Thursday, March 24, 2011

Before You Know It, You've Decided

UCLA brain lab examines free will.

Whenever you are ready to, touch your index finger to the end of your nose. No hurry. Just do it when you want to.

Have you done it yet? No? That's fine. Take your time. But as soon as you're ready, touch your nose. Finished? Good. 

If UCLA professor Itzhak Fried and his collaborators had just now been looking into your brain--through tiny super-sensitive electrodes that pick up firing signals from individual neurons--chances are pretty good that they could have predicted when you were going to touch your schnoz before the conscious "you" did. By as much as a full second and a half! Does this call into question the freedom of your will? I don't think so; for one thing, just because a decision is not conscious doesn't mean it's not "free." Even so, showing that awareness of a decision may only arrive sometime after an action has been initiated by other parts of the brain is interesting enough regardless of what it suggests about free will. 
 
The experiment--published in the February 10, 2011, Neuron, and described by Daniela Schiller and David Carmel this week in Scientific American--went like this: Fried's team implanted electrodes into the brains of 12 epilepsy patients who were being prepared for surgery. The temporary implants were required to precisely pinpoint the areas where seizures were originating. But once in place, the researchers used the electrodes to watch individual neurons fire while asking the patients to press a button whenever they wanted to. The subjects were watching a hand sweeping around a clock face and would report to the researchers the exact time that they made the decision to push. 

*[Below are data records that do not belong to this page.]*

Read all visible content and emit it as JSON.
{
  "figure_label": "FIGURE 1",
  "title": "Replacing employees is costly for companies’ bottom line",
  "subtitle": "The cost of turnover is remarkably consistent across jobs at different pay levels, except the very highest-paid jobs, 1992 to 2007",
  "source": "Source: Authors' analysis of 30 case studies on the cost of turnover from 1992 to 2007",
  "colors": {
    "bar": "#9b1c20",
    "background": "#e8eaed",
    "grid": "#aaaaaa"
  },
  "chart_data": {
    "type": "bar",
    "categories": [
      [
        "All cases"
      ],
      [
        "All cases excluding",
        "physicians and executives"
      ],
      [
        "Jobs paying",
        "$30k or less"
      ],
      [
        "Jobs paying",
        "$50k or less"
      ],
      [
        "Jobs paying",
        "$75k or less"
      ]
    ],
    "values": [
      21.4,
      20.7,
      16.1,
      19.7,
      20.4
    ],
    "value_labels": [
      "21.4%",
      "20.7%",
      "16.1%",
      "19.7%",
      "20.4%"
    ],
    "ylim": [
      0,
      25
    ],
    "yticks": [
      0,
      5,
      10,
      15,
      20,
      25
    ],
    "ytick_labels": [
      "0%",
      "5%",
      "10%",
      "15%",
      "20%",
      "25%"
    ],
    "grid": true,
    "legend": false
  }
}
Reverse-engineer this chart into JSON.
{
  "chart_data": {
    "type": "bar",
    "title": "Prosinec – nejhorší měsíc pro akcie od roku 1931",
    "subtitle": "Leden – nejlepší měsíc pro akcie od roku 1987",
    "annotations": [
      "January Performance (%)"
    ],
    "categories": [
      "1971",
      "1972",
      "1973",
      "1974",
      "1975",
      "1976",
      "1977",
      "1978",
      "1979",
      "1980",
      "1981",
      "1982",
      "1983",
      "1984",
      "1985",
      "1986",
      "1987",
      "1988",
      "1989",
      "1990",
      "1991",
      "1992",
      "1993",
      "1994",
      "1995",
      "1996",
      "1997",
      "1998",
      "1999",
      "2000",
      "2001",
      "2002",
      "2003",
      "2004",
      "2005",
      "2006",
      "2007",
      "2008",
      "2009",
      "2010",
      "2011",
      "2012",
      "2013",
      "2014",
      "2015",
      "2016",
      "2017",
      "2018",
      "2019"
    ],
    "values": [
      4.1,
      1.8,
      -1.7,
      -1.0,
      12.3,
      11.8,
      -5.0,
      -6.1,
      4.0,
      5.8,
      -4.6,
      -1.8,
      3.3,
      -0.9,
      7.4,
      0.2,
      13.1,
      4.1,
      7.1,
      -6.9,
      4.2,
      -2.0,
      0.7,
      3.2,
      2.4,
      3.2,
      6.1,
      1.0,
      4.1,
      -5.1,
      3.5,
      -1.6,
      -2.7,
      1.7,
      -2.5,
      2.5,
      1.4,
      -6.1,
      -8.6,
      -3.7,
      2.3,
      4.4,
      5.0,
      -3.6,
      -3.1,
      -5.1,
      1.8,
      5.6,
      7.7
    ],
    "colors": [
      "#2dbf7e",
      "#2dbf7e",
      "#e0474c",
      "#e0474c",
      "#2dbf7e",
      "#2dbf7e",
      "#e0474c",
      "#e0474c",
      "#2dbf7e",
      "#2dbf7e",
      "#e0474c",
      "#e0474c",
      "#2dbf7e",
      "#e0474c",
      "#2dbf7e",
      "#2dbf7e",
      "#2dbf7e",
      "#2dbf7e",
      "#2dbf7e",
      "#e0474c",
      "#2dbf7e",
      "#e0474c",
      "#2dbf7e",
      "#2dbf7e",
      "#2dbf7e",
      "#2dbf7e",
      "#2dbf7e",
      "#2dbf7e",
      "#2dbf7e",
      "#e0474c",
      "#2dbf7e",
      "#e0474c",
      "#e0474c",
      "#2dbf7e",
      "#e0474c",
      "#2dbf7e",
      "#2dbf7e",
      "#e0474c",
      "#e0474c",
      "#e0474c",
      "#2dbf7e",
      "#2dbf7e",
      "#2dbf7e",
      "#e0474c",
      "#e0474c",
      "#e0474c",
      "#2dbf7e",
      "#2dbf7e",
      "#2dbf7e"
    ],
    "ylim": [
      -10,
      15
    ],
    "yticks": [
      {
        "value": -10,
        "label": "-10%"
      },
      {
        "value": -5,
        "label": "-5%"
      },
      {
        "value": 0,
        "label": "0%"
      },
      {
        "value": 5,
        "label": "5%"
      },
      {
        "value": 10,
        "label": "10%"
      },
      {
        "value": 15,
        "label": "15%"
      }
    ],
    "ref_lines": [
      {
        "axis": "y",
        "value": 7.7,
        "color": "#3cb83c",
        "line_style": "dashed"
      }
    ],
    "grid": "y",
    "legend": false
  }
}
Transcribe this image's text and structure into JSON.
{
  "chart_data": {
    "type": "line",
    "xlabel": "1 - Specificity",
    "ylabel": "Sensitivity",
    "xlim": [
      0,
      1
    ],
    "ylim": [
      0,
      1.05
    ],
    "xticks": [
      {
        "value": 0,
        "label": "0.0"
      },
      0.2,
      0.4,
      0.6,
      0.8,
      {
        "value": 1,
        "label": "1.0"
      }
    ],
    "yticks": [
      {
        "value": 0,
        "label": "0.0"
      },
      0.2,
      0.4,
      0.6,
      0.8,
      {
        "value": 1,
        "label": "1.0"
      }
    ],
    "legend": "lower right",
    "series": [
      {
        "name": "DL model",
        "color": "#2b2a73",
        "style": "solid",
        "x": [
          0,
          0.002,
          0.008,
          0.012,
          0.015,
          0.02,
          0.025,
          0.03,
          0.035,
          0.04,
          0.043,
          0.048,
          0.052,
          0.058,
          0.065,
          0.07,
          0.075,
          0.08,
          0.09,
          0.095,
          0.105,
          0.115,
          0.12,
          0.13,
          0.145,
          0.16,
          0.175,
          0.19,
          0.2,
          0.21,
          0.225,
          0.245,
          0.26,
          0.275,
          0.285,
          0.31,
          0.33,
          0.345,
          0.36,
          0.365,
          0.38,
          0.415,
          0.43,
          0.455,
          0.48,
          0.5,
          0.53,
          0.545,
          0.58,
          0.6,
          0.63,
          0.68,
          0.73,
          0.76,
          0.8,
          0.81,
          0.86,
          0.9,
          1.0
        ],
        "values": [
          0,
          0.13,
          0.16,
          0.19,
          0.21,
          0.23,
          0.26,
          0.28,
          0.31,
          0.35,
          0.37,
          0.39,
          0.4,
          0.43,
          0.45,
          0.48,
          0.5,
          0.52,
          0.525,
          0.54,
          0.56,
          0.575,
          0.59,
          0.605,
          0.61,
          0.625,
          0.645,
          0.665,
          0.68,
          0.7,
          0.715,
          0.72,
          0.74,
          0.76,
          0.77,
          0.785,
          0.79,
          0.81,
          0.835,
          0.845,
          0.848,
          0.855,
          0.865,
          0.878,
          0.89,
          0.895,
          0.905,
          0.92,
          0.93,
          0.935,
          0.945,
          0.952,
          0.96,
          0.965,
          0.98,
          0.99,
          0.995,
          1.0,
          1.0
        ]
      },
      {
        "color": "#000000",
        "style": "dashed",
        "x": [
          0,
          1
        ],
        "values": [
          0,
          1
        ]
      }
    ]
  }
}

Not surprisingly, the experiment engaged a lot of neurons in the supplementary motor area, a part of the frontal lobe known to be involved in movement planning. More interesting is that many of these brain cells began firing in a way that predicted button pushing a full second and a half before the person reported having made a decision. At seven-tenths of a second, there was a crescendo of neural firing, enough to let Fried's group predict the timing of the coming action with 80 percent accuracy. Not bad. 

Fried, who specializes in epilepsy surgery and neuroresearch, has long been looking at the brain for insights to questions otherwise locked in the realm of philosophy. His team identified the first human mirror neurons, sometimes described as the roots of empathy, and shed much light on the nature of memory, recognition, and other key issues. Once again patients with epilepsy, and the doctors who try to understand and help them, are pushing back the frontiers of neuroscience. 

3 comments:

MaoClare said...

So the idea is that we know before we know... this is fascinating research in itself but I think there is also some connection between this sort of finding and an explanation for deja vu, isn't there? That we have been there before, but in our minds a few seconds earlier. Although it feels like it was another time and place.

The Author said...

MaoClare, That's an interesting suggestion. One explanation I've heard for deja vu, which is compatible with your idea, is that there is a slight delay between when one eye sees a thing and when the other does. The "first seeing" may create an uncanny feeling of recollection because still isn't fully processed before the second seeing is. Interestingly, there is a strong association between deja vu and temporal lobe epilepsy. TLE patients often experience a lot of deja vu, sometime during, sometimes after a seizure, and sometimes as an aura that comes just before a seizure hits. That all suggest maybe there is a part of the temporal lobe activated when we recognize something. If a seizure stimulates that part of the brain, we have a strong sense that we recognize the situation even though we don't. Maybe regular old deja vu is caused by a kind of sub-clinical seizure in that same part of the temporal lobe. That's my guess.

MaoClare said...

Another thought... the fact that your unconcious knows what you're going to do before your conscious is like a company board to make an executive decision behind the scenes and then inform the staff. It's still am expression of that company's freedom. There are always backroom dealings going on before action is taken.